Este artigo responde à pergunta que todo DPO, CISO ou gestor de TI deveria estar fazendo: minha empresa está exposta ao Shadow AI, e o que fazer a respeito? A resposta passa por entender o conceito, mapear os riscos jurídicos concretos e adotar um roteiro de governança que não dependa de banir ferramentas porque isso, como veremos, tende a piorar o problema.

Resumo

  • Shadow AI é o uso de ferramentas de IA generativa (ChatGPT, Copilot, Gemini) por colaboradores sem aprovação, contrato de processamento de dados ou supervisão de TI/compliance, criando tratamento de dados pessoais fora da governança exigida pela LGPD.
  • Cada prompt com dado pessoal enviado a uma IA não homologada configura potencial tratamento sem base legal, o que pode gerar responsabilização da empresa perante a ANPD, já que a lei não condiciona a apuração à intenção do colaborador, embora fatores como boa-fé e mitigação influenciem a dosimetria da sanção.
  • Bloquear o acesso a ferramentas de IA tende a empurrar o uso para dispositivos pessoais e redes fora de qualquer monitoramento corporativo, ampliando e não reduzindo a superfície de risco.
  • A mitigação eficaz combina inventário de ferramentas em uso, política de classificação de dados, homologação com DPA (Data Processing Agreement) e treinamento contínuo das equipes.
  • DPO e TI têm papéis complementares: um define os limites legais de tratamento, o outro implementa os controles técnicos de visibilidade e bloqueio seletivo.

O que é Shadow AI?

Shadow AI é o uso de ferramentas de inteligência artificial por colaboradores sem aprovação, monitoramento ou governança da área de TI e compliance da empresa. O termo é uma extensão direta do conceito de Shadow IT e os riscos de segurança de dados só que com um agravante: em vez de um software instalado sem permissão, o risco aqui é o próprio dado sendo digitado, colado ou enviado para um servidor de terceiros a cada interação.

A diferença entre Shadow IT e Shadow AI está na velocidade e na barreira de entrada. Instalar um software não autorizado geralmente exige algum privilégio técnico ou burlar um bloqueio. Usar o ChatGPT exige apenas abrir uma aba do navegador. Não há instalação, não há aprovação de TI, não há fricção e é exatamente essa ausência de fricção que multiplicou o problema em relação ao Shadow IT tradicional.

Os exemplos são variados: um assistente jurídico que usa o Gemini para resumir um contrato com cláusulas confidenciais; um analista de RH que cola currículos com dados sensíveis (como informações sobre deficiência, raça, gênero ou saúde) em um plugin de IA instalado no navegador expondo não apenas dados protegidos pela LGPD, mas também abrindo caminho para uso desses dados em treinamento de modelos que podem introduzir ou reforçar viés discriminatório em futuros processos seletivos; um time de produto que usa o Copilot integrado ao editor de código sem saber que trechos proprietários podem ser processados em servidores fora do Brasil. Em nenhum desses casos há má fé, há isso sim, ausência de política e de visibilidade.
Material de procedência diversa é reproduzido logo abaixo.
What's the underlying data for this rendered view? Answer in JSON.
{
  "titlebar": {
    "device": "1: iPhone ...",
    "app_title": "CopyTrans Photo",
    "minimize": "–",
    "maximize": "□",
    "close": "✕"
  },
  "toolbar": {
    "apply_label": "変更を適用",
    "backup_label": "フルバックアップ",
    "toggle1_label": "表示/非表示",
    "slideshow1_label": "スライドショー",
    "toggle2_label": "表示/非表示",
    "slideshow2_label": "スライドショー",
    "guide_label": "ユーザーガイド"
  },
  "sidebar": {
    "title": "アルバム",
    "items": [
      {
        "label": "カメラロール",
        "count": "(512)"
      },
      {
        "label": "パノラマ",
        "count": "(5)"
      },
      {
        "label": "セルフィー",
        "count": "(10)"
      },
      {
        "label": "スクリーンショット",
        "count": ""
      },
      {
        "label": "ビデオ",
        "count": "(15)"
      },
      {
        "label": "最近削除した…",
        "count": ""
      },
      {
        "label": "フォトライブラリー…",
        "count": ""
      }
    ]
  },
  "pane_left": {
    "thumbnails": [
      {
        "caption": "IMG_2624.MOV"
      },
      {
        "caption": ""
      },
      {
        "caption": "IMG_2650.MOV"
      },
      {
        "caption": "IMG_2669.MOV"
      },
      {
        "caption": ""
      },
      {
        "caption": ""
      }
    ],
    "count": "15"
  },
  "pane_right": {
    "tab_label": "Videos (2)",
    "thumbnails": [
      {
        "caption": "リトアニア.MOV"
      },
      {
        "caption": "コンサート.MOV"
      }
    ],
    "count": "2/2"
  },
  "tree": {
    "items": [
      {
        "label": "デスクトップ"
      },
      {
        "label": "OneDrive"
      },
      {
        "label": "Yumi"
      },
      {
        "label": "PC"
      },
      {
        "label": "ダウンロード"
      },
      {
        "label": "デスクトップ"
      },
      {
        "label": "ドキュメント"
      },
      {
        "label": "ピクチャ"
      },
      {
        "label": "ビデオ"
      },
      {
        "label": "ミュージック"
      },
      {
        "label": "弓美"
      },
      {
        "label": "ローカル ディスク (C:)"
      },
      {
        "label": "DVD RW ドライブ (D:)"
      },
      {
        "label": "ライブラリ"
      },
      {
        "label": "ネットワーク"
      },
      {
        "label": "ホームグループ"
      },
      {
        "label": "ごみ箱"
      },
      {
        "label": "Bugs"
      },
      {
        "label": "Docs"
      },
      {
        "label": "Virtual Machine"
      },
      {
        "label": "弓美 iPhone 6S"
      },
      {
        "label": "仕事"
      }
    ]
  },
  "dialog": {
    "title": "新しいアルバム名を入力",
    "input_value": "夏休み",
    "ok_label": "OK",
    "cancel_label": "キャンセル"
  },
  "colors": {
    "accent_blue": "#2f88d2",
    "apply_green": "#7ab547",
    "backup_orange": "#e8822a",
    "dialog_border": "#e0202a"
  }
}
Segundo o Microsoft Work Trend Index , uma parcela relevante dos profissionais que usam IA generativa no trabalho o fazem com ferramentas próprias, sem aprovação formal da liderança Microsoft — Work Trend Index Annual Report. Esse é o retrato mais nítido do Shadow AI: adoção que corre na frente da governança.

Por que o Shadow AI é um problema de LGPD, e não só de TI?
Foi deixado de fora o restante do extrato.